Benjamin and Helen had 10 grandchildren. Their oldest daughter, Helen Condell, had six surviving kids, and their youngest daughter, Mollie Raymond, had 4 surviving kids. Middle child Alice Ferguson was childless. Helen's family lived on a farm about 20 miles from here. When their children were old enough to go to school, they were sent to live here at Edwards Place so they could attend city schools. The east wall shows photos of Tom and Eddie, and Helen, three of the Edwards' grandkids.
This room was originally a summer kitchen. There is a masonry support for a fireplace in the cellar underneath. In 1857, the Edwards family built a new kitchen and converted this to living space. They also added an exterior door on the west wall that was bricked up sometime in the late 19th century. The dimensions of this room had been hidden for almost a century by false walls installed in 1917 to create a special art gallery space. Those walls were removed in 2014, revealing the original trim, chimney, and doorway. The square of plaster has the shadow of the wallpaper pattern. Its discovery told us that the Edwards family had the same pattern of wallpaper in both adjoining rooms. The section of lath exposed on the ceiling was riven by hand, indicating that this room was of very early construction.

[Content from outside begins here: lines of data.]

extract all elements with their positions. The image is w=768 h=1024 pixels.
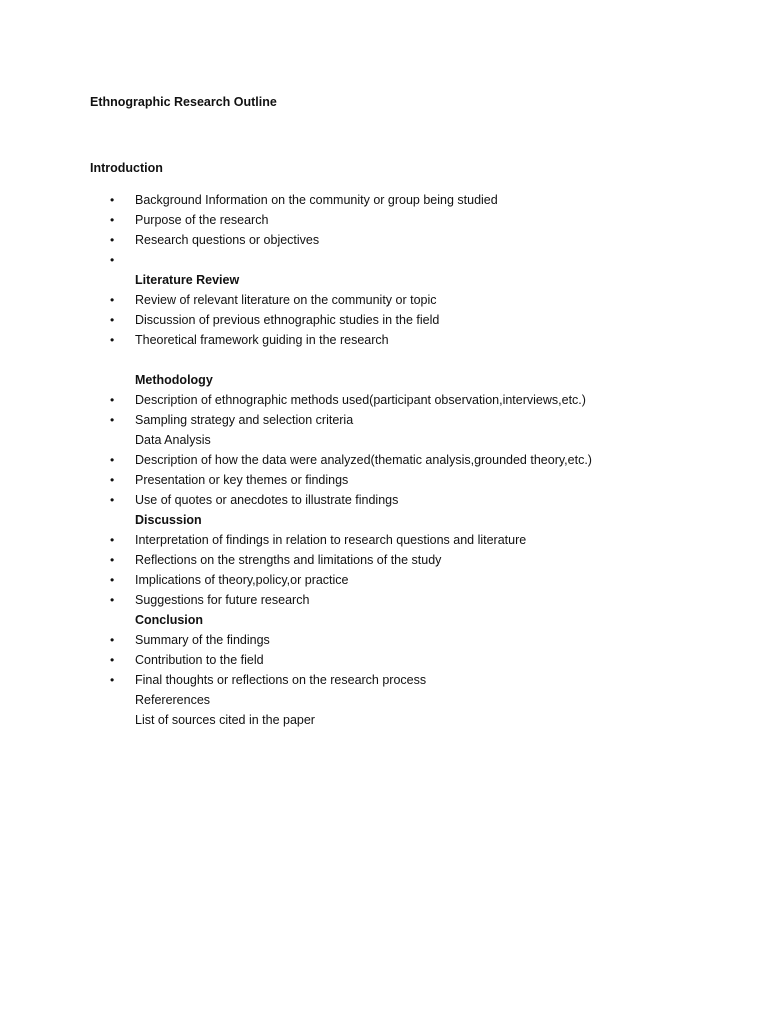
outline-text: Interpretation of findings in relation to research questions and literature	[135, 533, 527, 547]
section-heading-introduction: Introduction	[90, 161, 163, 175]
bullet-icon: •	[110, 393, 115, 407]
outline-text: Purpose of the research	[135, 213, 269, 227]
bullet-icon: •	[110, 673, 115, 687]
bullet-item	[0, 670, 768, 690]
outline-text: Reflections on the strengths and limitations of the study	[135, 553, 442, 567]
bullet-icon: •	[110, 313, 115, 327]
bullet-item	[0, 210, 768, 230]
outline-text: Methodology	[135, 373, 213, 387]
outline-line	[0, 430, 768, 450]
outline-text: Description of ethnographic methods used(participant observation,interviews,etc.)	[135, 393, 586, 407]
outline-text: Research questions or objectives	[135, 233, 320, 247]
outline-text: Contribution to the field	[135, 653, 264, 667]
bullet-item	[0, 450, 768, 470]
outline-text: Sampling strategy and selection criteria	[135, 413, 354, 427]
bullet-item	[0, 410, 768, 430]
bullet-item	[0, 590, 768, 610]
outline-line	[0, 710, 768, 730]
outline-text: Final thoughts or reflections on the research process	[135, 673, 427, 687]
document-title: Ethnographic Research Outline	[90, 95, 277, 109]
outline-text: List of sources cited in the paper	[135, 713, 315, 727]
bullet-item	[0, 310, 768, 330]
bullet-item	[0, 550, 768, 570]
bullet-icon: •	[110, 413, 115, 427]
outline-text: Literature Review	[135, 273, 240, 287]
section-heading	[0, 510, 768, 530]
bullet-item	[0, 570, 768, 590]
bullet-icon: •	[110, 193, 115, 207]
outline-text: Description of how the data were analyzed(thematic analysis,grounded theory,etc.)	[135, 453, 592, 467]
outline-list	[0, 190, 768, 730]
bullet-icon: •	[110, 253, 115, 267]
outline-text: Use of quotes or anecdotes to illustrate findings	[135, 493, 399, 507]
outline-text: Review of relevant literature on the community or topic	[135, 293, 437, 307]
section-heading	[0, 270, 768, 290]
bullet-item	[0, 230, 768, 250]
bullet-icon: •	[110, 453, 115, 467]
outline-text: Implications of theory,policy,or practice	[135, 573, 349, 587]
bullet-icon: •	[110, 213, 115, 227]
bullet-icon: •	[110, 533, 115, 547]
bullet-item	[0, 290, 768, 310]
outline-text: Background Information on the community or group being studied	[135, 193, 498, 207]
outline-text: Presentation or key themes or findings	[135, 473, 349, 487]
outline-text: Refererences	[135, 693, 211, 707]
bullet-item	[0, 630, 768, 650]
section-heading	[0, 370, 768, 390]
outline-line	[0, 690, 768, 710]
bullet-icon: •	[110, 473, 115, 487]
bullet-item	[0, 190, 768, 210]
bullet-icon: •	[110, 293, 115, 307]
outline-text: Suggestions for future research	[135, 593, 310, 607]
bullet-icon: •	[110, 333, 115, 347]
bullet-icon: •	[110, 233, 115, 247]
bullet-item	[0, 470, 768, 490]
outline-text: Discussion of previous ethnographic studies in the field	[135, 313, 440, 327]
outline-text: Conclusion	[135, 613, 204, 627]
bullet-icon: •	[110, 653, 115, 667]
outline-text: Theoretical framework guiding in the research	[135, 333, 389, 347]
outline-text: Data Analysis	[135, 433, 211, 447]
bullet-icon: •	[110, 553, 115, 567]
section-heading	[0, 610, 768, 630]
bullet-item	[0, 390, 768, 410]
outline-line	[0, 350, 768, 370]
bullet-item	[0, 530, 768, 550]
bullet-icon: •	[110, 633, 115, 647]
outline-text: Discussion	[135, 513, 202, 527]
bullet-item	[0, 650, 768, 670]
bullet-item	[0, 250, 768, 270]
outline-text: Summary of the findings	[135, 633, 270, 647]
bullet-item	[0, 330, 768, 350]
bullet-item	[0, 490, 768, 510]
bullet-icon: •	[110, 593, 115, 607]
bullet-icon: •	[110, 493, 115, 507]
bullet-icon: •	[110, 573, 115, 587]
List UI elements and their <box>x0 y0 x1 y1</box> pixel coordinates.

The fragments of the tea set on the west wall are archaeological artifacts excavated out of the back yard. They belonged to the Edwards dasughters in the 1840s.
The toys in the room primarily did not belong to the Edwards family, but they are period exsamples of the toys we know the Edwards children owned, based on Helen's letters.
The doll on the little shelf belonged to one of the Edwards daughters.
The cap gun belonged to Thomas Condell, the Edwards' grandson.